The students in grade 8 have been studying interactions between populations, communities and ecosystems as part of their Unit “Silent Spring”.
This unit takes its name from an environmental science book published in 1962 by Rachel Carson. This book helped everyday people see the dramatic ways our impact on the environment, through the use of pesticides, could ripple through ecosystems, worsening over time, and helped ignite a movement for greater conservation efforts.
Grade 8 took a break from their screens last week to observe their local environment and document examples of interdependence and interactions within populations communities and ecosystems.
One student observed:
“The largest green tree is an apple tree, the tree with the white blossom is cherry, the smaller plants with the yellow flowers are wolfbane and the leafy green bush is a pink and wite rose.
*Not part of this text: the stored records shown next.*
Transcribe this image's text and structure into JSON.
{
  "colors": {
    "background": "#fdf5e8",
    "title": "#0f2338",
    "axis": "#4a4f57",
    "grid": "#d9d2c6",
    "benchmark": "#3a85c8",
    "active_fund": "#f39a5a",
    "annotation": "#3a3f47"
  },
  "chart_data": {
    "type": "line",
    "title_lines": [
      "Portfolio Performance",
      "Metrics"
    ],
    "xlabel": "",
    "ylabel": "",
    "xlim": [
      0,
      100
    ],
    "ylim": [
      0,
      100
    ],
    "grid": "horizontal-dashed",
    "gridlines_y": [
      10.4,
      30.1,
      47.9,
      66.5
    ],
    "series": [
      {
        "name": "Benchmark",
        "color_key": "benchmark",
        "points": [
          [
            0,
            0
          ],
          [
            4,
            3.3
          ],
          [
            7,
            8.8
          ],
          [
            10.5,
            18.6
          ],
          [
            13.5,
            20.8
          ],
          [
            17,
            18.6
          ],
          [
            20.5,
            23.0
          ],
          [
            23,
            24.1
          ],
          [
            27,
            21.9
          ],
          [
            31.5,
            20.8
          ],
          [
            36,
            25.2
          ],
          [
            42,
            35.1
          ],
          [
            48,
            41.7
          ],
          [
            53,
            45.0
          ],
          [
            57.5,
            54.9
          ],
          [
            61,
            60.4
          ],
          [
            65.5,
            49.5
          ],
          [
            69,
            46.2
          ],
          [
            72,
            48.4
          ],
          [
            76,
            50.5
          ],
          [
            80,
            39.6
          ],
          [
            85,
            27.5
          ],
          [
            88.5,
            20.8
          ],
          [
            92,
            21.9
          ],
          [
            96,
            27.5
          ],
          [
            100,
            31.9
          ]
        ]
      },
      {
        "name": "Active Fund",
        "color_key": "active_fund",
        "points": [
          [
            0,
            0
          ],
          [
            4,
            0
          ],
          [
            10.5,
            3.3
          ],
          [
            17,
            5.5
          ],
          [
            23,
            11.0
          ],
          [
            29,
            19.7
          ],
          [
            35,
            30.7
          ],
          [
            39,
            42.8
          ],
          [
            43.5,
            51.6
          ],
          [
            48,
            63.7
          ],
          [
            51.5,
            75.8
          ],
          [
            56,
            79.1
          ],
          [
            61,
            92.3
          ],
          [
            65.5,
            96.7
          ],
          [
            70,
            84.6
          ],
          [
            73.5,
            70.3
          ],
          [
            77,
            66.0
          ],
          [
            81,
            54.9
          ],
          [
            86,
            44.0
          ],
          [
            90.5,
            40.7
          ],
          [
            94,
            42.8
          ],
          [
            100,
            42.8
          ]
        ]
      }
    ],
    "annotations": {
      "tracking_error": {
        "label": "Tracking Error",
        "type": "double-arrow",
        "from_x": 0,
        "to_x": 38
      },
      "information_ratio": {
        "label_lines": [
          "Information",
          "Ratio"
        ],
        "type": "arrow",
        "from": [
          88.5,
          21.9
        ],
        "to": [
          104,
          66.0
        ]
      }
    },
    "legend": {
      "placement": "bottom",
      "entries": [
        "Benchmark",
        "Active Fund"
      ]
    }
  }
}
There are many plants in the small space which leaves them all competing for space. Even though the plants are struggling for room, they each bring something to the garden.
The wolfsbane sap burns flesh so it stops any cats or people walking through the roses have thorns which stops people from accessing the apples which means they can drop their seeds easily.
The trees and plants give out O2 and breathe in CO2, and the blossoms have a beautiful smell which attracts many bees and butterflies in summer.”
“There is a pine tree, a second cherry tree and a wild pear tree. These three trees each take up a rather big space.
Pine is incredibly tall, cherry’s branches spread out and lastly wild pear has stayed slightly small because it is benign blocked by the two other trees.
The pine casts a huge shadow down on the ground and makes the soil slightly more acidic when the pine cones rot down. Which is the perfect easy for many plants to grow such as; clover, rose, and dandelions.
All three trees give out O2 and take in significant amounts of CO2.”
Wishing everyone time to enjoy the final arrival of spring this weekend!